Drinking at a young age also brings with it the chance of a lifelong addiction to alcohol or drugs. The study showed that nearly $2 billion was spent in the United States on addiction treatment programs for underage drinkers.
In Cassville, there is one organization in particular that has targeted the problem of underage drinking. Community 2000 and the Cassville Youth Advisory Council has been working for a number of years on programs aimed at reducing the prevalence of underage drinking in Cassville. This group, which has successfully received grant funding to support its programs for the past seven years, has been instrumental in several key policy changes locally. Community 2000 lobbied for passage of a minor in possession by consumption law, which the Cassville City Council approved in 2005. The group also supported a keg registration ordinance, which is now in effect across Barry County.
In addition, Community 2000 has worked hard to disseminate an anti-drinking, anti-drug message among students and parents. The group is responsible for the eye-catching, color programs distributed at the homecoming football game and last home game of the girls' and boys' basketball seasons at CHS. Community 2000 has also purchased Wildcat water bottles, covered in drug-free messages and distributed from the concession stand during home ball games at Cassville. Lock-ins, pool parties and other activities have also been organized by Community 2000 to give area teens an entertainment alternative to drinking. Those involved in Community 2000 are very low key and seek little media attention, but their efforts should be noted.
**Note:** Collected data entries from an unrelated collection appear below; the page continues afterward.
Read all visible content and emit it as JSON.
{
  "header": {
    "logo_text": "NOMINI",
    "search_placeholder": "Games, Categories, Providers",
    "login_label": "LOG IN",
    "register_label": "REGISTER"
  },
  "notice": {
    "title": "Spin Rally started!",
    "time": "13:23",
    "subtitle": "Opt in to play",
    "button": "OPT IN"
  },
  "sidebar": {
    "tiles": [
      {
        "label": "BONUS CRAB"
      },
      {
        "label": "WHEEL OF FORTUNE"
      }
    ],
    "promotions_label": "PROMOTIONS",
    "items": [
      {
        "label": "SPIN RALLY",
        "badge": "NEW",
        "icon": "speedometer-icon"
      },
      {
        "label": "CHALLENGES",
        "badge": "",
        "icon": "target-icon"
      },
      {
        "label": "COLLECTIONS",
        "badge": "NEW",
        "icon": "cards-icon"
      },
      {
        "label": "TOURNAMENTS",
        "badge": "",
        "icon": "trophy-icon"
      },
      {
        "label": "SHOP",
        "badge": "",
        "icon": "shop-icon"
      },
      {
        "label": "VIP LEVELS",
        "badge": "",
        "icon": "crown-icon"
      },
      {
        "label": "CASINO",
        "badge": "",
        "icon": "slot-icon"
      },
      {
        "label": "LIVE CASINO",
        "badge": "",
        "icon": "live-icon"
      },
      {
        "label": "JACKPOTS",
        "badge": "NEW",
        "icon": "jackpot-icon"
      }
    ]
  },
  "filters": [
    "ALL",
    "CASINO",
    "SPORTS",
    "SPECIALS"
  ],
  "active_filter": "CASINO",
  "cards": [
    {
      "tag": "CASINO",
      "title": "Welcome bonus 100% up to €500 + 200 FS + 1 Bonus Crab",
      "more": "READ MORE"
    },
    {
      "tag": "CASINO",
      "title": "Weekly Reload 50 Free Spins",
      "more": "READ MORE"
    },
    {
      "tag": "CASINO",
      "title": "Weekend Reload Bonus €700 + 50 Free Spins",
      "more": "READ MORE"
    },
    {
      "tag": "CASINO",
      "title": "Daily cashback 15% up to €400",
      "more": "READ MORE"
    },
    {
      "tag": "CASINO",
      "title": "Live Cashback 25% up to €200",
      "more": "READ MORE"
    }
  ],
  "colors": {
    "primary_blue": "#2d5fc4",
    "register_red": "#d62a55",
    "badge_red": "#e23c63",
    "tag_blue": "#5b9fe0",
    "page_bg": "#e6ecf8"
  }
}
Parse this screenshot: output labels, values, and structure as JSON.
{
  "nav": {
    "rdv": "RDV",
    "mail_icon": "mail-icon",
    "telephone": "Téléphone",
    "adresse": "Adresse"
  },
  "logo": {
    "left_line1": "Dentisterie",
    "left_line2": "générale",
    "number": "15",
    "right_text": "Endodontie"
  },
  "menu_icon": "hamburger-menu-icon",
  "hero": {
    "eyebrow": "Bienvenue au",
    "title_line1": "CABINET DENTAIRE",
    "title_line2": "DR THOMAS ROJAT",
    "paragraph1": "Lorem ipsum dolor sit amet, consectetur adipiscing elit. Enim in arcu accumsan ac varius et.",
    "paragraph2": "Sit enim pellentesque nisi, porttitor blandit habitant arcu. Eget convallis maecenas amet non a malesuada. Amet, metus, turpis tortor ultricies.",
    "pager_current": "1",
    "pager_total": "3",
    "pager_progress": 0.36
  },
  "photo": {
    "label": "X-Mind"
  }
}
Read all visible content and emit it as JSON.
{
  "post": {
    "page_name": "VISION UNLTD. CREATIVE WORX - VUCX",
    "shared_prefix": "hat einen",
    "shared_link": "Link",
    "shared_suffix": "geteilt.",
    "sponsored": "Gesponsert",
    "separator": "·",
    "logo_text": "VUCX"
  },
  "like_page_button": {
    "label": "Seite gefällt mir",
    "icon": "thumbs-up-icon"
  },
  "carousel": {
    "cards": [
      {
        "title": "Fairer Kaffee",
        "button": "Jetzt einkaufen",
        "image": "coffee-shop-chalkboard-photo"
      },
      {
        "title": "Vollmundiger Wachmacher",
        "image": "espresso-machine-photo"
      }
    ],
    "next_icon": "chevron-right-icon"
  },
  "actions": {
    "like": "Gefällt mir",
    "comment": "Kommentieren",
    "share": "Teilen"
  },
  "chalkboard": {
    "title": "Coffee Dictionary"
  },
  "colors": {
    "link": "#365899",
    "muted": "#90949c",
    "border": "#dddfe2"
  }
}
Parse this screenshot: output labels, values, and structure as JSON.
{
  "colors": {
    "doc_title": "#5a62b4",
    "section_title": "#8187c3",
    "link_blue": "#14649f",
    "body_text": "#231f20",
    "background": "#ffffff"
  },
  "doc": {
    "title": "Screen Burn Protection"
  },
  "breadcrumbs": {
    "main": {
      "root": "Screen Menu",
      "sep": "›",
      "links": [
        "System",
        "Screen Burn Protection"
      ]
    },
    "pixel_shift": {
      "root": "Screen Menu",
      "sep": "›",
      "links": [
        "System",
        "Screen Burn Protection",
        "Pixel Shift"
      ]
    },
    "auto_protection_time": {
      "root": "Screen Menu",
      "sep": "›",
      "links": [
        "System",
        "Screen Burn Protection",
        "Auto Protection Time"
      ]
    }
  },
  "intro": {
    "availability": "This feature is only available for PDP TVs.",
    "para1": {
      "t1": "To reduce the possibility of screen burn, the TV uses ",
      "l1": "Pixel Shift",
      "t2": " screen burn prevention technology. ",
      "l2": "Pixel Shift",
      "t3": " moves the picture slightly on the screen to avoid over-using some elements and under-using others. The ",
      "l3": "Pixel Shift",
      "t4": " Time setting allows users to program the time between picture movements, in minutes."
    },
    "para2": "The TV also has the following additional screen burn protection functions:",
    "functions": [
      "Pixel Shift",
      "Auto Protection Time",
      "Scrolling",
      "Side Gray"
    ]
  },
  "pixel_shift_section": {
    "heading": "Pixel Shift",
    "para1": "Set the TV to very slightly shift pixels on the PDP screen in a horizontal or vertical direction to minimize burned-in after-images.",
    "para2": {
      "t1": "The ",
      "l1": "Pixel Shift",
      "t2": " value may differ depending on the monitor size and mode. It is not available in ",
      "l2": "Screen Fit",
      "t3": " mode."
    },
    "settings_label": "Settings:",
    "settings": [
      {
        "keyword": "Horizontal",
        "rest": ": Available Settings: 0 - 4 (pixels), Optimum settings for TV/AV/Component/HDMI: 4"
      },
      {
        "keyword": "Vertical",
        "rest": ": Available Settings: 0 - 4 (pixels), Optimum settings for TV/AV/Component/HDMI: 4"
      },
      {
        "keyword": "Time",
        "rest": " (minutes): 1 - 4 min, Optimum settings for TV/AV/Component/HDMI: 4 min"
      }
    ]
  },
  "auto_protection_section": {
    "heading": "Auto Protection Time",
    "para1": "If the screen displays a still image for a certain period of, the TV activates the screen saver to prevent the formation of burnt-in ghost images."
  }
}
We are thankful that such an organization exists and community members of all ages are willing to get involved.
It's time our community realizes that underage drinking is a serious problem among our young people, and we need to do all we can to curb its appeal. Too many people still believe that drinking is something all teens must experience. Let's raise expectations and encourage our young people to stay involved in school, sports and other extracurricular activities and help them find ways to have good, clean, sober fun.